PRESS RELEASE: The pairings for the 2012 London Chess Classic are now available.
This year, instead of involving the players themselves in the draw at the opening ceremony, the draw was conducted by Liverpool’s Sacred Heart Primary School as a reward for the boom in chess which the school has experienced since chess tutor John Gorman working for the Chess in Schools and Communities charity introduced the game there a year ago.
World champion Vishy Anand drew number one, which meant he gets to sit out the first round. The pairing which catches the eye is McShane-Carlsen: the same round and same colours as 2010, when Luke won, and same colours as last year, when they met in round two and drew.

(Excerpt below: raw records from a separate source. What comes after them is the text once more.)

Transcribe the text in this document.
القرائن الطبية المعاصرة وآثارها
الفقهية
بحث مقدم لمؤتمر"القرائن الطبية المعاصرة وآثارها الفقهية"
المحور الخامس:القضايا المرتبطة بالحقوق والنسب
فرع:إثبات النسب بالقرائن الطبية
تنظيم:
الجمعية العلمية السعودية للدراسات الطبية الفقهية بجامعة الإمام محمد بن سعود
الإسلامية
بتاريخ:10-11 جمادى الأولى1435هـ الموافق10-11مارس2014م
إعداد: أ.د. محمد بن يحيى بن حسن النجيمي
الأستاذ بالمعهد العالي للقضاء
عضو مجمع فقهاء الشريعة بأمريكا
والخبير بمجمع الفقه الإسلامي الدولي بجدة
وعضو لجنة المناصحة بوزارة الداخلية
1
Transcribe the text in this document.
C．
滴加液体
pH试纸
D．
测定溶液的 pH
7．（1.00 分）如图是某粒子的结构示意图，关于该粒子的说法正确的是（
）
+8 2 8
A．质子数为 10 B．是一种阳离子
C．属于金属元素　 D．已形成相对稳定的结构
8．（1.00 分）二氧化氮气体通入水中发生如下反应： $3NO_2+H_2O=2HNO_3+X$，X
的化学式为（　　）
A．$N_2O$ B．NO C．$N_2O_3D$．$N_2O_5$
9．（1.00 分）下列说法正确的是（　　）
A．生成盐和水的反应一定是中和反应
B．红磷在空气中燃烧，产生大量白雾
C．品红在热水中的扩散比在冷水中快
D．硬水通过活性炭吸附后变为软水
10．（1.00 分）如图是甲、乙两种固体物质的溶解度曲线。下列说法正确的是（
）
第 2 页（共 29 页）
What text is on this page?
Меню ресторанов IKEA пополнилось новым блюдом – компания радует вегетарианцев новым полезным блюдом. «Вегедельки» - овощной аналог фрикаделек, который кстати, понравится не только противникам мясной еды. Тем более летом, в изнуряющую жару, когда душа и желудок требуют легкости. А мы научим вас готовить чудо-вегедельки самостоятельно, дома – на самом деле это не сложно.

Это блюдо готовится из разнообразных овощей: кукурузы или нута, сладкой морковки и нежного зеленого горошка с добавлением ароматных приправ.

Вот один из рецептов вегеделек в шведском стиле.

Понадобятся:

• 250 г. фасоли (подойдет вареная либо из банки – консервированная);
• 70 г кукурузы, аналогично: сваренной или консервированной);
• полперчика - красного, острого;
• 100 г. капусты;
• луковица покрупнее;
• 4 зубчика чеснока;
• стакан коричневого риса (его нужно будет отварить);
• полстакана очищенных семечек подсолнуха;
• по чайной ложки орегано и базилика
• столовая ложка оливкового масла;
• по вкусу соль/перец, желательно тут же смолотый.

After that, Luke has to look forward to Black against a well-rested world champ on the following day. But Luke knows all about tough starts as last year his diary for consecutive days in December read something like “Office: clear in-tray and set answering machine message... Olympia: play world number two... Olympia: play world number one”.
Gawain Jones makes his Classic debut with White against Mickey Adams, while Judit Polgar starts with Black against Vlad Kramnik. Aronian meets Nakamura, and he will be keen to avenge his loss to the American last year – this time the Liverpool schoolchildren have given him the advantage of the white pieces! Nakamura, for his part, will be glad to see he has White against Carlsen in round seven – after three straight Blacks against him in London.
Last rounds are always eagerly awaited, too. The Liverpool children have done a marvellous job here, serving up a humdinger of a last-round pairing between world number one Magnus Carlsen, playing White, and world champion Vishy Anand on 10 December.
Malcolm Pein, Chief Executive of CSC and London Classic director, who was on hand in Liverpool to conduct the draw, added: “We’re well on track to introduce chess into 1,000 schools around the UK in the next five years and the success of Sacred Heart serves to remind us of the scheme’s impact on primary school children in the inner cities. The London Chess Classic 2012 is free to enter for children and we look forward to welcoming over 1000 to Olympia to discover all that chess has to offer.”